Prabowo melontarkan pujian, ini membuktikan pesantren ini punya nasionalisme tinggi. Prabowo sendiri mengaku selama hidup baru kali ini dirinya menyanyikan lagu Indonesia Raya dalam tiga stanza.
"Tapi ini tiga stanza. Luar biasa. Dan kalau saya lihat memang bangsa kita sekarang ini ya agak-agak sakit. Satu stanza saja banyak yang males, apalagi tiga stanza," tandas Prabowo Subianto.Melanjutkan pujiannya, Prabowo mengaku dirinya dulu mengira hanya sekolah tentara yang punya jiwa patriotisme dan kebangsaan tinggi. "Tapi ternyata pesantren ini juga kalah tinggi jiwa nasionalisme dan kebangsaannya," sebut mantan menantu Presiden ke-2 Soeharto ini.
Prabowo mengaku terkesan dengan kenyataan ini. Lebih-lebih, setelah menyanyikan lagu Indonesia Raya, masih ada doa kebangsaan, dan pembacaan sumpah jati diri bangsa.
"Ini luar biasa. Standar nasionalisme para kiai dan ulama di sini tinggi banget. Terima kasih, saya telah diundang di pesantren ini," cetus Prabowo, lagi-lagi disambut aplaus para hadirin.
Prabowo juga mengungkapkan rasa terima kasihnya atas sambutan yang diberikan kepadanya beserta rombongan untuk bisa bersilahturahmi dengan keluarga besar Pondok Pesantren Shiddiqiyah.
“Saya atas nama pribadi dan rombongan mengucapkan terima kasih karena diterima di pesantren yang besar dan terkenal ini. Saya hanya bisa berdoa bahwa yang maha kuasa memberi kebaikan kepada keluarga besar Pesantren ini dan warga sekitar,” ungkapnya.
Prabowo menuturkan, bahwa saat ini dirinya bersama Sandiaga Salahuddin Uno telah mendapatkan amanah serta kehormatan sebagai calon presiden dan calon wakil presiden Indonesia untuk periode 2019-2024. Karena itu, ia harus mematuhi aturan kampanye yang telah diatur untuk tidak melakukan kampanye di Pondok Pesantren dan beberapa tempat lainnya.
Untuk itu, kedatangannya ke Pondok Pesantren Shiddiqiah ini bukanlah untuk berkampanye dan meminta dukungan kepada Kyai dan para santri, melainkan hanya untuk bersilahturahmi.
“Karena itu saya akan patuh dan taat kepada aturan. Saya tidak boleh kampanye. di mata saya ulama adalah guru besar. Karena itu jangan lah kita menarik-menarik guru-guru besar kita untuk kepentingan politik praktis, saya memandang Kyai dan ulama milik semua golongan dan Pesantren ini adalah milik semua golongan,” tegasnya.

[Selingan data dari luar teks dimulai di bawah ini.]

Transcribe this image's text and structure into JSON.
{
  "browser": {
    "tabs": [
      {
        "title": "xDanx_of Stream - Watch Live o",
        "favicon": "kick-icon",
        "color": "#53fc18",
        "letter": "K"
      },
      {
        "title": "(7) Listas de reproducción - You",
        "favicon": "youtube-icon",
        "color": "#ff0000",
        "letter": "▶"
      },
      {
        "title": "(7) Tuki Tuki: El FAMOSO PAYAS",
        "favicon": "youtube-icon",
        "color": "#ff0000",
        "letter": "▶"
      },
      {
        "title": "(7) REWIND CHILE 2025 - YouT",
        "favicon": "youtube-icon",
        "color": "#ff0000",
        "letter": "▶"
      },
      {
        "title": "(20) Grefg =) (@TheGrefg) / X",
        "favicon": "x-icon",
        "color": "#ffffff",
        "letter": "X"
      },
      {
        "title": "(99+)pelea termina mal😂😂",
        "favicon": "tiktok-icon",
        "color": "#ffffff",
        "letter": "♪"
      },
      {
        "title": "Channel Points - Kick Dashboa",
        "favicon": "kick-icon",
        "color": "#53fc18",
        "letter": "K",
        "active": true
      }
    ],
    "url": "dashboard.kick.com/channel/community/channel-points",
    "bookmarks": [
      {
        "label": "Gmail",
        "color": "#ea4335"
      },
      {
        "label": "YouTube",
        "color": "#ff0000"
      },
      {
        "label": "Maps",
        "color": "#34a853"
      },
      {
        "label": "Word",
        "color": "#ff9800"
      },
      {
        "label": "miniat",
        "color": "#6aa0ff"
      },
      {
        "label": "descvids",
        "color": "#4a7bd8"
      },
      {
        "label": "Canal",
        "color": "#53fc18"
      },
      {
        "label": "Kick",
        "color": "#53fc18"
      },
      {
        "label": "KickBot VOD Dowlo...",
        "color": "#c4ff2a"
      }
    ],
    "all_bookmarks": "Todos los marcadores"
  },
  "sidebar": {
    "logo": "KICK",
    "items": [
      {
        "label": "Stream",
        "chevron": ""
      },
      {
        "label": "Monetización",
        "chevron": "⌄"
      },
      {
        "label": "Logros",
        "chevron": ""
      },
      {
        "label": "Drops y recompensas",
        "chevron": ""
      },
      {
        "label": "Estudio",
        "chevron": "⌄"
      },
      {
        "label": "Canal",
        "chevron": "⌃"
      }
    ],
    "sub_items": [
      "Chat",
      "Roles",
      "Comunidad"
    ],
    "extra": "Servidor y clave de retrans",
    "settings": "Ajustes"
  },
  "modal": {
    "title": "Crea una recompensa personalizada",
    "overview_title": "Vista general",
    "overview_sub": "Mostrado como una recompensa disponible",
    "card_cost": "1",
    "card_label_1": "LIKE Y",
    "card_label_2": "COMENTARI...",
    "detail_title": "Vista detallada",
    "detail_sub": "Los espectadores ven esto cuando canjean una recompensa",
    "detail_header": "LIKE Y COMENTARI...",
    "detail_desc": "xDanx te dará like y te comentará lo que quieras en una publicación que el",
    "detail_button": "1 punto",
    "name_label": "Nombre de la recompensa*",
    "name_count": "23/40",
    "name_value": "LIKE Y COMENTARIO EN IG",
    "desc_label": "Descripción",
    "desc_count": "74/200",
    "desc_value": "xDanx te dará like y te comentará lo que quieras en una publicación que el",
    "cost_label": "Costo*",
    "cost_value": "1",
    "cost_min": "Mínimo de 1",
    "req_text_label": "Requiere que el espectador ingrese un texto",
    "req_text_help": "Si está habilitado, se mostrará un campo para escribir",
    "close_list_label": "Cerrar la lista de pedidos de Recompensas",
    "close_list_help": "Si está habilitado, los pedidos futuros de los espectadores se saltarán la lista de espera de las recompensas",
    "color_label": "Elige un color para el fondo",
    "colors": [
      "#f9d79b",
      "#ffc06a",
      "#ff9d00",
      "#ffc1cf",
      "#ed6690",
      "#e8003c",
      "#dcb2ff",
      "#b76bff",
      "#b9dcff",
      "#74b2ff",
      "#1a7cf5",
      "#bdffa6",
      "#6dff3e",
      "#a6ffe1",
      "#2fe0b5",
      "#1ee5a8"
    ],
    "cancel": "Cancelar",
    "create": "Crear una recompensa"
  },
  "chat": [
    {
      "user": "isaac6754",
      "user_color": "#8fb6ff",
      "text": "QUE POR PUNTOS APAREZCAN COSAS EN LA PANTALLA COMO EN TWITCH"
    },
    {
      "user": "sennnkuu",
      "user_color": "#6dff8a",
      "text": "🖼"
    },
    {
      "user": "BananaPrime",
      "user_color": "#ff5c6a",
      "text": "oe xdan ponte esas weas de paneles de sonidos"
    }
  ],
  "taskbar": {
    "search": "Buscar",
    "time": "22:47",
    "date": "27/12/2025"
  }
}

Meski demikian, dalam hatinya yang paling dalam ia berharap apa yang diperjuangkannya selama ini bersama Sandiaga Salahuddin Uno mendapatkan dukungan dari seluruh masyarakat Indonesia untuk menciptakan keadilan dan kemakmuran bagi seluruh rakyat Indonesia. “Meski saya tidak meminta dukungan, tetapi dalam hati saya yang paling dalam saya hanya berharap, semoga perjuangan kita di ridhoi Allah SWT,” tandas Prabowo.